SELECT name,COUNT(*) as count FROM tablename GROUP BY name ORDER BY count DESC;
It will give me the count of each occurrence of a distinct value of a field. However, I am wondering if there would be a way to modify this to have a wildcard.
The background is, I have a field in my table that contains URL's. There are plenty that are in the same domain...ie www.codingforums.com, however, they all contain different points of reference after the .com. More specifically, my question is I want to search for number of occurrences for the domains. They all should begin either http:// or https:// but not all would have the www. and such.
Not sure it is possible but figured I would ask since Google searching didn't really give me anything useful to go off of.

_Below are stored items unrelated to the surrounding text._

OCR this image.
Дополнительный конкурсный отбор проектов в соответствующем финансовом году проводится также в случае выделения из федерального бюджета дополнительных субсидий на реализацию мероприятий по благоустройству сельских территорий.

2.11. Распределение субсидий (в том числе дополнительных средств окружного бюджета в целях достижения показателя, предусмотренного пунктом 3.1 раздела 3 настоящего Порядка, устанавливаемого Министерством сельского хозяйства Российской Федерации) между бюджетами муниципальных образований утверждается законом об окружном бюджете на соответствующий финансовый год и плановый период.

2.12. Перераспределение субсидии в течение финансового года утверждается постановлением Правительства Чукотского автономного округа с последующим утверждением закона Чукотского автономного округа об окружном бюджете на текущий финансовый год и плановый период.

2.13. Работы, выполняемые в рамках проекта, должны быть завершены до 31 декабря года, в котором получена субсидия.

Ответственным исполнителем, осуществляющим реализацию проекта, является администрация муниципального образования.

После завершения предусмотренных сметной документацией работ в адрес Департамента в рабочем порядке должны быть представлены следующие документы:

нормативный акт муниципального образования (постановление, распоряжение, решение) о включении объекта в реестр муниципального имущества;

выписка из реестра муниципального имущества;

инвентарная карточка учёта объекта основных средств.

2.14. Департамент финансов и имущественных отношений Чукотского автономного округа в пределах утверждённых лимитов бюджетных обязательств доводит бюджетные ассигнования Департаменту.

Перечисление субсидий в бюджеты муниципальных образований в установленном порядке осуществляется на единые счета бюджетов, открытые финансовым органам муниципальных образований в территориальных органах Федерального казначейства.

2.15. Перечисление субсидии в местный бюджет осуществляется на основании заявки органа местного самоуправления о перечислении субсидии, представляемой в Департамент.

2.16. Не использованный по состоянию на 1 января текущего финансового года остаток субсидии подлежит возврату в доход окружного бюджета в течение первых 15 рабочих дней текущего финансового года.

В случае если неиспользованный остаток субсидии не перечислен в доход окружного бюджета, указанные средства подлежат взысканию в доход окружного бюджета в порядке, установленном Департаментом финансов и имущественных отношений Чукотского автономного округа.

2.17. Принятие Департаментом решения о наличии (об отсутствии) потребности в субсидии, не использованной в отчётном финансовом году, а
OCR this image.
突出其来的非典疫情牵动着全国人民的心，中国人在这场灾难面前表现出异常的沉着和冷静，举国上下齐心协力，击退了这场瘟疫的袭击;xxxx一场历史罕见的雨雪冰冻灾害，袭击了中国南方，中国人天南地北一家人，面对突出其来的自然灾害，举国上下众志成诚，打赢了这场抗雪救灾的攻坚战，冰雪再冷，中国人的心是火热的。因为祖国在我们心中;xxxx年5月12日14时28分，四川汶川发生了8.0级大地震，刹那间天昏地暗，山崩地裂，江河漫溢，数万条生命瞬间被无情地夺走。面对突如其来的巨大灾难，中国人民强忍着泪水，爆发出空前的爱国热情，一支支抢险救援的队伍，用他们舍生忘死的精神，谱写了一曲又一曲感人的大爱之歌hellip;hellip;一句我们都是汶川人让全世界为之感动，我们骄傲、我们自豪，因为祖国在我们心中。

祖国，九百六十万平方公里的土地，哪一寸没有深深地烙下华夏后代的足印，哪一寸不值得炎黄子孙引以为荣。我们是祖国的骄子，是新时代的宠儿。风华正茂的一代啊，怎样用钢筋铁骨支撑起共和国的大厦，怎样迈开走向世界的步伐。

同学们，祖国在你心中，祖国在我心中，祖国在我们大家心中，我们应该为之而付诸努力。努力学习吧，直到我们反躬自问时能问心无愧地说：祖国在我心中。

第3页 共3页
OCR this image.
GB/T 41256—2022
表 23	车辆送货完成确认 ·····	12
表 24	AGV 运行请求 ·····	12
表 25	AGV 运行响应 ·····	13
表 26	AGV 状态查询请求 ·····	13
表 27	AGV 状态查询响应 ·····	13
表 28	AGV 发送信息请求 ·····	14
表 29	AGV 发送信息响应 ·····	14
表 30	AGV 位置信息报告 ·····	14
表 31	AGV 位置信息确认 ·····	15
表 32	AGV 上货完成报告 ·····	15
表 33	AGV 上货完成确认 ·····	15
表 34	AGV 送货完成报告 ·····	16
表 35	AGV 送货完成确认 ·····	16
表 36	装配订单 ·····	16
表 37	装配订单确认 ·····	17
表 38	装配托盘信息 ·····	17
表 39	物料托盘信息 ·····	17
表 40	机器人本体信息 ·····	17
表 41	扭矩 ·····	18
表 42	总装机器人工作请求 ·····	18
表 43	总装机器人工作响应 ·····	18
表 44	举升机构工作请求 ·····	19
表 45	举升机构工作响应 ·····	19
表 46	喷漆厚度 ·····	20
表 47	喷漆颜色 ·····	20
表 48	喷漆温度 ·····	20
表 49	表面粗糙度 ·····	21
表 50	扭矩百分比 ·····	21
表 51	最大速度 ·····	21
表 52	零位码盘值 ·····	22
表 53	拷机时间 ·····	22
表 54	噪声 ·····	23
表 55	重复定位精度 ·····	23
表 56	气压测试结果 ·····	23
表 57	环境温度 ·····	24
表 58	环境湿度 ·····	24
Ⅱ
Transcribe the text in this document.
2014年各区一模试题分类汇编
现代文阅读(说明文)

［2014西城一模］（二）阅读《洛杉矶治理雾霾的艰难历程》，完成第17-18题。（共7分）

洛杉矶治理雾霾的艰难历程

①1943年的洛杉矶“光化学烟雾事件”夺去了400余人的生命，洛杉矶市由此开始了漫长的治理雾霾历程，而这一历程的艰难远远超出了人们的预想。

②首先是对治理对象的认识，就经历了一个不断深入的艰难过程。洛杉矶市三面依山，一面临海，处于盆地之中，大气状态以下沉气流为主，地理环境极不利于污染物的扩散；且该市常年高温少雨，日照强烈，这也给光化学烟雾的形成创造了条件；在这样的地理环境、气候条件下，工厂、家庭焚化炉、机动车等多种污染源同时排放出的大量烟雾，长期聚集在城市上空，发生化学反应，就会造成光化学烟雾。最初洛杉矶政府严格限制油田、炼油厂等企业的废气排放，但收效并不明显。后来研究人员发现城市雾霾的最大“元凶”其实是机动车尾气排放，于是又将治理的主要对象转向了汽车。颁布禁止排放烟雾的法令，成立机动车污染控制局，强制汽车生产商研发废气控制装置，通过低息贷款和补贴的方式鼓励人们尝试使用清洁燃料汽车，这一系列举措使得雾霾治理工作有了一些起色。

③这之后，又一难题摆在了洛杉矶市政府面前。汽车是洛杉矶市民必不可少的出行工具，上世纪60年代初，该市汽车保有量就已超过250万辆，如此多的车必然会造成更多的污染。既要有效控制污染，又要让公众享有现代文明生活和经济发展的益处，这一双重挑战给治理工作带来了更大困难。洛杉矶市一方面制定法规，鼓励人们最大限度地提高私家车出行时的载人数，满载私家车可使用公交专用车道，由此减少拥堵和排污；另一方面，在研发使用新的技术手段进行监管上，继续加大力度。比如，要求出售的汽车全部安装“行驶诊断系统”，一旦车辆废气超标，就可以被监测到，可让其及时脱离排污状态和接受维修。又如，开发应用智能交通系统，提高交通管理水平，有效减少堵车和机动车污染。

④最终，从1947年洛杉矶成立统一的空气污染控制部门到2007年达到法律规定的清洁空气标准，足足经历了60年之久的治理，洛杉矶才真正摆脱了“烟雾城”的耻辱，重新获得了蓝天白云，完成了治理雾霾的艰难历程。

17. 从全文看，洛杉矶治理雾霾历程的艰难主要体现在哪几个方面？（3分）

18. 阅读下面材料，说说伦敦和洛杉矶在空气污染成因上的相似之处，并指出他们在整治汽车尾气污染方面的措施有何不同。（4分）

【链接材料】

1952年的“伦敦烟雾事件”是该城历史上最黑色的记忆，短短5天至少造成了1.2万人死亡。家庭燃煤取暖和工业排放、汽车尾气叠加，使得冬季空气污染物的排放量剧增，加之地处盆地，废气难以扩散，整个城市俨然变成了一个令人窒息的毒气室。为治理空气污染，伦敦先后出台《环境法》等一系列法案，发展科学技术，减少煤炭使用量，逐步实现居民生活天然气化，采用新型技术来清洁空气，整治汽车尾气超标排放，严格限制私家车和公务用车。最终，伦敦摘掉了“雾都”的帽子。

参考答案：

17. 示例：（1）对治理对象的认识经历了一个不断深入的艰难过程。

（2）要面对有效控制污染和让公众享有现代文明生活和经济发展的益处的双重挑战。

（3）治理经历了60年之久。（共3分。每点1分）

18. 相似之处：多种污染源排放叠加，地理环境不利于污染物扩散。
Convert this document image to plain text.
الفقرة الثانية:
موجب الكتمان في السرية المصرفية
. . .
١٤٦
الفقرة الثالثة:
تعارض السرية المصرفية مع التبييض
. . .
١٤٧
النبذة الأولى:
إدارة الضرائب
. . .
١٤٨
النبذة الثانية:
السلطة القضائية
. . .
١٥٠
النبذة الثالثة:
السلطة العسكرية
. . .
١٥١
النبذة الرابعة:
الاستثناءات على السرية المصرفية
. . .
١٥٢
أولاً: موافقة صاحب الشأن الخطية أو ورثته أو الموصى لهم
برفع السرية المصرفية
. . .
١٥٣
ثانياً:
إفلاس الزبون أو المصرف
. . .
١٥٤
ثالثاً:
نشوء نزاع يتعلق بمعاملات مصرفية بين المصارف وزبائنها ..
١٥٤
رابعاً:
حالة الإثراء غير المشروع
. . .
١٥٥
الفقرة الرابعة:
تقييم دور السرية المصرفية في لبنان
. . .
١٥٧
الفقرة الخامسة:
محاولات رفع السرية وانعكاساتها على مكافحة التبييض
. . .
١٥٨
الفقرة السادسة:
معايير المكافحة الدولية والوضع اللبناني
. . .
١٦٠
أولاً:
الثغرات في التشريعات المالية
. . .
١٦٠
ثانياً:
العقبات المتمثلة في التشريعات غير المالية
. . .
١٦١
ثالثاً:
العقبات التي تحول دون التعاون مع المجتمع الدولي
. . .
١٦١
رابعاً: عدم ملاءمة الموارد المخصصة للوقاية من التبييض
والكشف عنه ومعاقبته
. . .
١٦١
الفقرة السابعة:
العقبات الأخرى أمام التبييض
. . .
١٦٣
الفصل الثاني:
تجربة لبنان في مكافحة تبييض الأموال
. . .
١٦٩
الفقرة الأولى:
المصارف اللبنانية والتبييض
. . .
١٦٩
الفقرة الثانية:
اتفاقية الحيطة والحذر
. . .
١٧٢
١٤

SELECT name,COUNT(*) as count FROM tablename GROUP BY name ORDER BY count DESC;
It will give me the count of each occurrence of a distinct value of a field.
*** NOT TRUE! ***
It will count *ALL* records *PER NAME*.
If you wanted a count of DISTINCT VALUES then you would need to use:
Code:
SELECT name, COUNT( DISTINCT fieldname ) AS count
FROM tablename GROUP BY name ORDER BY count DESC
And if you wanted a count of NON-NULL values of a given field you would do
Code:
SELECT name, COUNT( fieldname ) AS count
FROM tablename GROUP BY name ORDER BY count DESC
But using COUNT(*) simply counts *ALL* records. Period.
***********
Having cleared that up...
Quote:
The background is, I have a field in my table that contains URL's. There are plenty that are in the same domain...ie www.codingforums.com, however, they all contain different points of reference after the .com. More specifically, my question is I want to search for number of occurrences for the domains. They all should begin either http:// or https:// but not all would have the www. and such.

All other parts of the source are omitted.